General information
- Type: Passenger seaplane
- National origin: Japan
- Manufacturer: Itoh Aeroplane Research Studio
- Designer: Otojiiro Otoh
- Number built: 1

History
- First flight: August 1917

= Itoh Emi 3 =

1910s Japanese biplane aircraft

The Itoh Emi 3 was the first Japanese civil passenger carrying seaplane, flown in 1917 and used for commercial demonstrations and passenger flights.

==Design and development==
Though by around 1916 demonstration flights by early Japanese aircraft were beginning to be commercially viable, there were no suitable seaplanes. Otojiiro Otoh, who had designed and built Japan's second commercial landplane, the Itoh Emi 1, was encouraged to fill the gap. The result was the Emi 3, completed in August 1917.

Like most aircraft of its time, it was a wooden-framed and fabric covered biplane. It was a two bay design with wings braced by two pairs of parallel, vertical interplane struts on each side but, as the upper wing had a significantly longer span, there was also pairs of parallel, outward- leaning struts to brace the overhang. Only the upper wings carried ailerons.

Its water-cooled 80 hp Hall-Scott V-8 engine drove a two-bladed propeller. Close behind it there was an open cockpit for one passenger; the pilot's cockpit was just aft of the upper wing trailing edge. The Emi 3's fuselage was flat-sided and quite slender, with the horizontal tail mounted on its top. Its fin had a triangular profile and carried a rudder of roughly parallelogram profile.

It had twin floats, mounted with a pair of single struts to the fuselage forward and a transverse W-form strut to the fuselage and lower wing aft.

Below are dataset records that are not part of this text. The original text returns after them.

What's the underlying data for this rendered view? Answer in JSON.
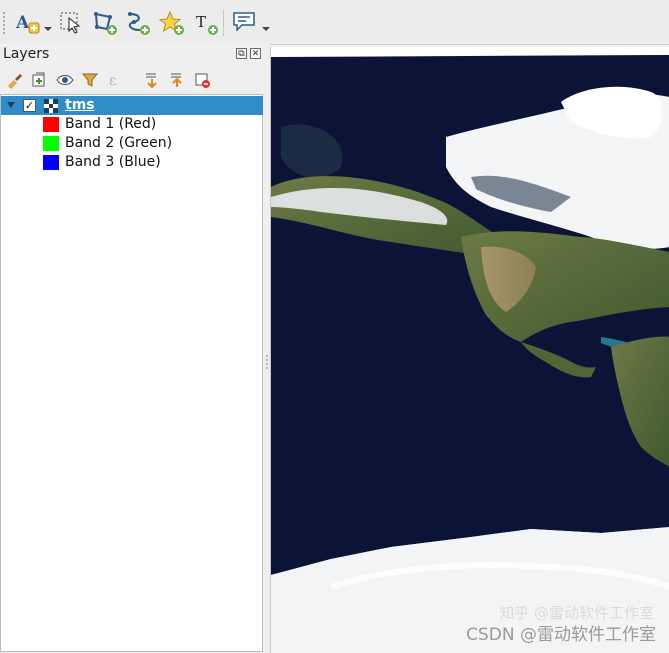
{
  "toolbar": {
    "buttons": [
      {
        "name": "label-tool-icon",
        "has_dropdown": true
      },
      {
        "name": "select-features-icon",
        "has_dropdown": false
      },
      {
        "name": "add-polygon-icon",
        "has_dropdown": false
      },
      {
        "name": "add-line-icon",
        "has_dropdown": false
      },
      {
        "name": "add-star-icon",
        "has_dropdown": false
      },
      {
        "name": "add-text-icon",
        "has_dropdown": false
      },
      {
        "name": "annotation-icon",
        "has_dropdown": true
      }
    ]
  },
  "layers_panel": {
    "title": "Layers",
    "toolbar_icons": [
      "style-brush-icon",
      "add-group-icon",
      "visibility-eye-icon",
      "filter-icon",
      "expression-filter-icon",
      "expand-all-icon",
      "collapse-all-icon",
      "remove-layer-icon"
    ],
    "layer": {
      "name": "tms",
      "checked": true,
      "expanded": true,
      "checkmark": "✓",
      "bands": [
        {
          "label": "Band 1 (Red)",
          "color": "#ff0000"
        },
        {
          "label": "Band 2 (Green)",
          "color": "#00ff00"
        },
        {
          "label": "Band 3 (Blue)",
          "color": "#0000ff"
        }
      ]
    }
  },
  "map": {
    "content": "satellite imagery of the Americas",
    "watermark_top": "知乎 @雷动软件工作室",
    "watermark": "CSDN @雷动软件工作室"
  },
  "colors": {
    "selection": "#308cc6",
    "ocean": "#0b1437",
    "land": "#5a6b3a",
    "ice": "#f2f4f6"
  }
}
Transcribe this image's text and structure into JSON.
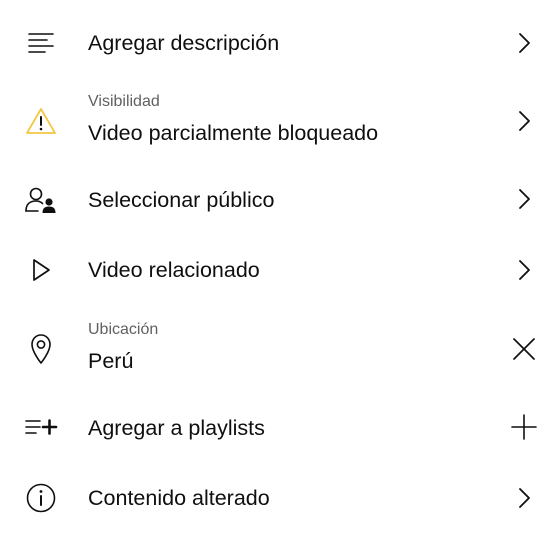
{
  "colors": {
    "text_primary": "#0f0f0f",
    "text_secondary": "#606060",
    "warning": "#f2c744",
    "background": "#ffffff"
  },
  "items": [
    {
      "icon": "description-lines-icon",
      "label": "Agregar descripción",
      "trailing": "chevron-right-icon"
    },
    {
      "icon": "warning-triangle-icon",
      "sublabel": "Visibilidad",
      "label": "Video parcialmente bloqueado",
      "trailing": "chevron-right-icon"
    },
    {
      "icon": "audience-person-icon",
      "label": "Seleccionar público",
      "trailing": "chevron-right-icon"
    },
    {
      "icon": "play-outline-icon",
      "label": "Video relacionado",
      "trailing": "chevron-right-icon"
    },
    {
      "icon": "location-pin-icon",
      "sublabel": "Ubicación",
      "label": "Perú",
      "trailing": "close-icon"
    },
    {
      "icon": "playlist-add-icon",
      "label": "Agregar a playlists",
      "trailing": "plus-icon"
    },
    {
      "icon": "info-circle-icon",
      "label": "Contenido alterado",
      "trailing": "chevron-right-icon"
    }
  ]
}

The Emi 3 was built at Itoh's Inage Beach site and completed in August 1917. Flight tests by several pilots found its performance, stability and handling were good.

==Operational history==

Test flights over, the Emi 3 was taken by rail to Osaka and was prepared for demonstration flights at nearby Nishinomiya. Spectators' fees made these flights a commercial success for Japan's first passenger-carrying floatplane. Itoh named the only example Seagull (Kamome, かもめ).